Giamblico riporta e discute le tesi sviluppate in tema dalla tradizione. Lo fa con tono distaccato e con la serenità del saggio. Il tono del Pimandro è completamente diverso, qui il maestro invita il discepolo a testimoniare in vita una visione! La verità non è conquista argomentativa, ma rivelazione di un Dio: «un fuoco brucia ora, che deve illuminare il mondo» (p. 1313). Ciò che nelle scuole era presentato come insegnamento, nel Corpus assume le vesti del mito, il pensiero torna al mito.
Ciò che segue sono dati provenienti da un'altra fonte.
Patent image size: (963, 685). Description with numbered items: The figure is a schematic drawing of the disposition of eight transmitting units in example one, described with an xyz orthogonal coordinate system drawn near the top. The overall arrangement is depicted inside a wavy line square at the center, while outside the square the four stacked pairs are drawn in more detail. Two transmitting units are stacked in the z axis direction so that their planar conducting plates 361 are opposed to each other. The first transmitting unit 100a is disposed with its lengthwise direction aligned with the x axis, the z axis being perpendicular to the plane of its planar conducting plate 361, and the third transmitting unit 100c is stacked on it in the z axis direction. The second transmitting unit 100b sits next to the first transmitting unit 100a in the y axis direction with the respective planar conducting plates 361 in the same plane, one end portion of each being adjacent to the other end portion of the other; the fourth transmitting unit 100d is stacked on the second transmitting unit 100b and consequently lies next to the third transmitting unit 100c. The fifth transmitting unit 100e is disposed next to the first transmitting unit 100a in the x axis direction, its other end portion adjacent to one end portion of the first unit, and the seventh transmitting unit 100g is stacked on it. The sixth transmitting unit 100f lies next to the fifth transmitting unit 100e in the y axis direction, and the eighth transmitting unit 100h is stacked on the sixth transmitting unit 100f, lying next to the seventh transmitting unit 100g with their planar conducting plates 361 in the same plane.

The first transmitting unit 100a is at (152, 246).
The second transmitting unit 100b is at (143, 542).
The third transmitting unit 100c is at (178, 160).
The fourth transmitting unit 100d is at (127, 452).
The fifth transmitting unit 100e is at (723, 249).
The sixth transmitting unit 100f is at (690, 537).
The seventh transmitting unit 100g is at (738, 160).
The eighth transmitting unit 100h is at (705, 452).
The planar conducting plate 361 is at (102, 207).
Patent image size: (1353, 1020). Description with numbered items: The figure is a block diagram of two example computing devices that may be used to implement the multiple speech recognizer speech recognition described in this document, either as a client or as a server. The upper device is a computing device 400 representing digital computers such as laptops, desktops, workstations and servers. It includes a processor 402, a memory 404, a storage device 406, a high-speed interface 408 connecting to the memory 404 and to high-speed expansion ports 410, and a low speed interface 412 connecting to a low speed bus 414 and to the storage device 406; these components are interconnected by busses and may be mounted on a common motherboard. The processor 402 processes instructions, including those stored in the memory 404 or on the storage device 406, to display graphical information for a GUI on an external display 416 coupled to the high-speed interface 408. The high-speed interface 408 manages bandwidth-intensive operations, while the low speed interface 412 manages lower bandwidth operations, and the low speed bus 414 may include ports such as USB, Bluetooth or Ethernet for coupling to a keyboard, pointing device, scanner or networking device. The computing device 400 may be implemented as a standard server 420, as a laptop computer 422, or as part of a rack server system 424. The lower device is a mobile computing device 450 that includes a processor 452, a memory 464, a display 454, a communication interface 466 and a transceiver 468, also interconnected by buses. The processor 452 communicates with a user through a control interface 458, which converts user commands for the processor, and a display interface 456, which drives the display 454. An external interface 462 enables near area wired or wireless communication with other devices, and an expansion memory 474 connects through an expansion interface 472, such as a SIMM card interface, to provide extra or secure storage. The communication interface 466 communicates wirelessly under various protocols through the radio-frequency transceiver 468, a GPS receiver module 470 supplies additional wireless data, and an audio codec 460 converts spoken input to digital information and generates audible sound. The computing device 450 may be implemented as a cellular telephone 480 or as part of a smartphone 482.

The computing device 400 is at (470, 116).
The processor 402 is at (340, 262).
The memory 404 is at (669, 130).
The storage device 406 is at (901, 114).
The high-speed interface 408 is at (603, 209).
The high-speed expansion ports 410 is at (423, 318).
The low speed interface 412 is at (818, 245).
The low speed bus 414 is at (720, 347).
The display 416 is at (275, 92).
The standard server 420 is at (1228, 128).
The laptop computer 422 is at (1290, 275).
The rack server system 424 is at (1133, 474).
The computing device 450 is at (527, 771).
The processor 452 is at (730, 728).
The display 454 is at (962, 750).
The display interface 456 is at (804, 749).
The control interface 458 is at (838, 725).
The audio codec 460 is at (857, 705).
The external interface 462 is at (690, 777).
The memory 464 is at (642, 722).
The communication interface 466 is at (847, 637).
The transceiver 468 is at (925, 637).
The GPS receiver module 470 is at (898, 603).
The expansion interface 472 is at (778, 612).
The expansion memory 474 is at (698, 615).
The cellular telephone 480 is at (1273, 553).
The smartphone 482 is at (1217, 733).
La dimostrazione platonica dell’immortalità dell’anima è rimpiazzata dal racconto mitico della discesa dell’Anthropos fino alla Natura, poc’anzi ricordata. Tale spostamento verso la rivelazione e il mito fu, a dire di Festugière, conseguenza del cambiamento delle menti prodottosi durante l’età ellenistica. Alcuni uomini non erano più soddisfatti della pura theoria contemplativa appresa nelle Scuole e miravano a una dottrina che fosse anche un modo di vivere, un mezzo per raggiungere Dio, per farsi Dio. Pertanto, questo terzo volume de La rivelazione di Ermete Trismegisto è essenziale nell’economia generale dell’opera dello studioso francese.